Quid de l’égalité de salaire entre les hommes et les femmes ?
Les décisions de justice précédemment évoquées ne s’inscrivent pas tout à fait dans la mouvance actuelle qui vise à promouvoir l’égalité de rémunération entre les hommes et les femmes. Le congé maternité est un congé légal obligatoire, toutes les femmes peuvent bénéficier d’un congé maternité, et pourtant, dans les faits il arrive fréquemment que cette interruption d’activité rende la salariée victime d’une discrimination indirecte.
La naissance d’un enfant ne devrait toutefois pas pénaliser la femme dans sa carrière. Ces décisions ne constituent pas un signal positif pour les femmes, pour lesquelles, bien souvent, le congé maternité se transforme en un frein à leur carrière professionnelle.
Congé de maternité et exécution effective d’un travail
Le congé maternité engendre une suspension du contrat de travail et c’est alors la caisse primaire d’assurance maladie (CPAM ou MSA et anciennement RSI pour les travailleurs indépendants) qui prend le relais pour la rémunération des femmes enceintes jusqu’à la fin du congé maternité. Concrètement, l’employée ne participe plus au travail bien que nombreuses sont celles qui ont tout anticipé avant la date prévue d’accouchement et pour la durée totale du congé. Alors, ne méritent-elles pas leur bonus de coopération dans ces conditions ? Il arrive aussi à certaines de travailler pendant toute leur grossesse en fonction de leur activité professionnelle. C’est principalement le cas des femmes qui sont travailleuses indépendantes.
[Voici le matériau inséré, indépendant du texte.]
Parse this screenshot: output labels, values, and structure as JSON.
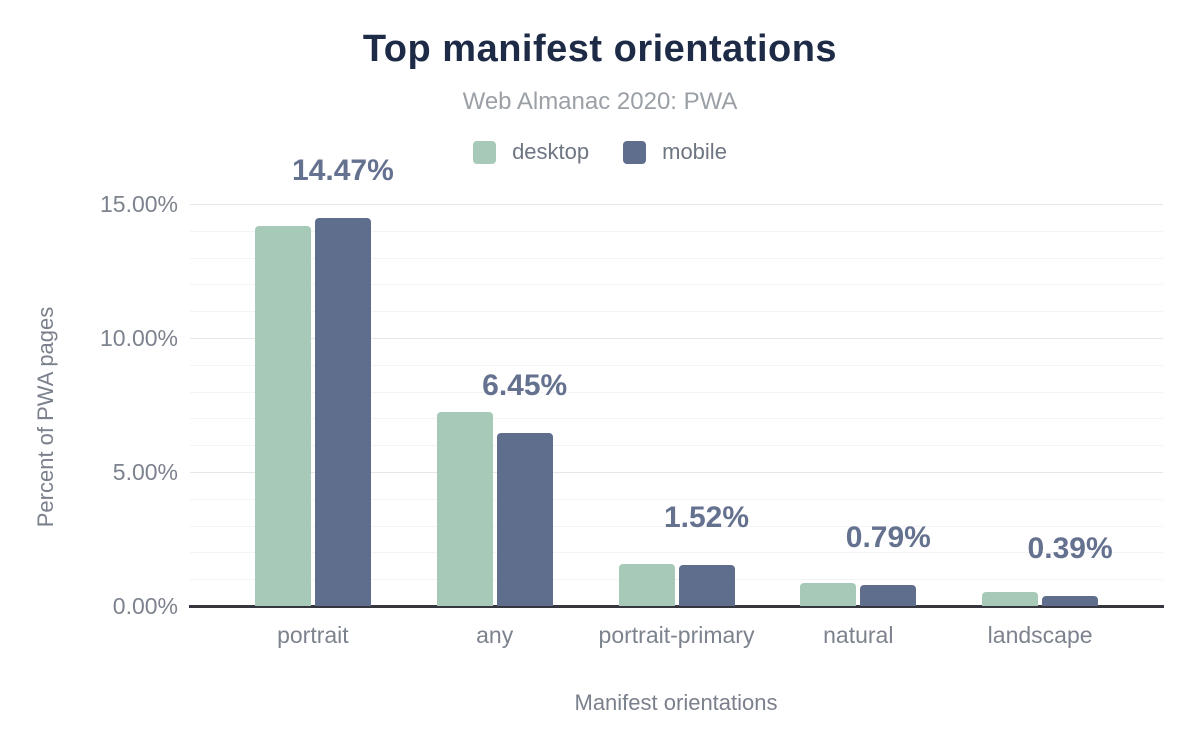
{
  "title": "Top manifest orientations",
  "subtitle": "Web Almanac 2020: PWA",
  "legend": {
    "items": [
      {
        "label": "desktop",
        "color": "#a6c9b8"
      },
      {
        "label": "mobile",
        "color": "#5f6e8c"
      }
    ]
  },
  "y_axis": {
    "title": "Percent of PWA pages",
    "tick_labels": [
      "0.00%",
      "5.00%",
      "10.00%",
      "15.00%"
    ]
  },
  "x_axis": {
    "title": "Manifest orientations",
    "labels": [
      "portrait",
      "any",
      "portrait-primary",
      "natural",
      "landscape"
    ]
  },
  "chart_data": {
    "type": "bar",
    "title": "Top manifest orientations",
    "subtitle": "Web Almanac 2020: PWA",
    "categories": [
      "portrait",
      "any",
      "portrait-primary",
      "natural",
      "landscape"
    ],
    "series": [
      {
        "name": "desktop",
        "color": "#a6c9b8",
        "values": [
          14.18,
          7.25,
          1.57,
          0.86,
          0.52
        ]
      },
      {
        "name": "mobile",
        "color": "#5f6e8c",
        "values": [
          14.47,
          6.45,
          1.52,
          0.79,
          0.39
        ]
      }
    ],
    "data_labels": {
      "series": "mobile",
      "values": [
        "14.47%",
        "6.45%",
        "1.52%",
        "0.79%",
        "0.39%"
      ],
      "color": "#64718f"
    },
    "xlabel": "Manifest orientations",
    "ylabel": "Percent of PWA pages",
    "ylim": [
      0,
      15
    ],
    "y_major_step": 5,
    "y_minor_step": 1,
    "grid": true,
    "legend_position": "top"
  },
  "colors": {
    "title": "#1e2b47",
    "subtitle": "#9aa0a6",
    "axis_text": "#7d838e",
    "major_grid": "#e6e6ec",
    "minor_grid": "#f4f4f7",
    "baseline": "#36363e"
  }
}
Durée légale du congé de maternité
La durée légale du congé maternité d’une salariée du secteur privé dépend du statut de l’enfant à naître : 1er enfant, deuxième enfant, troisième enfant ou plus.
Pour le premier et le deuxième, la durée du congé prénatal est de 6 semaines et la durée totale du congé maternité est de 16 semaines.
Concernant le troisième enfant et les suivants, le congé prénatal est de 8 semaines et la durée totale du congé maternité est de 26 semaines à l’issue desquelles la maman peut reprendre le travail. Ce congé peut aussi être prolongé en cas de naissance de jumeaux ou de grossesse pathologique.
Congé de maternité et le Code du travail
Le congé de maternité entraîne la suspension du contrat de travail. La salariée avertit l’employeur du motif de son absence par lettre avec accusé de réception et de la date à laquelle elle entend y mettre fin. L’employeur ne peut s’opposer au départ de la salariée en congé de maternité. Si elle le désire, la salariée dont la grossesse est médicalement constatée peut mettre fin à son contrat de travail sans préavis et sans devoir d’indemnité de rupture.
Pendant la grossesse, le congé de maternité des mamans et les dix semaines qui suivent, la salariée fait l’objet d’une protection spécifique contre le licenciement. Ce dernier ne peut, en tout état de cause, prendre effet ou être signifié à la salariée pendant toute la durée de son congé de maternité. Le père salarié bénéficie également de la protection contre le licenciement prévu par l’article L. 1225-4-1 du code du travail.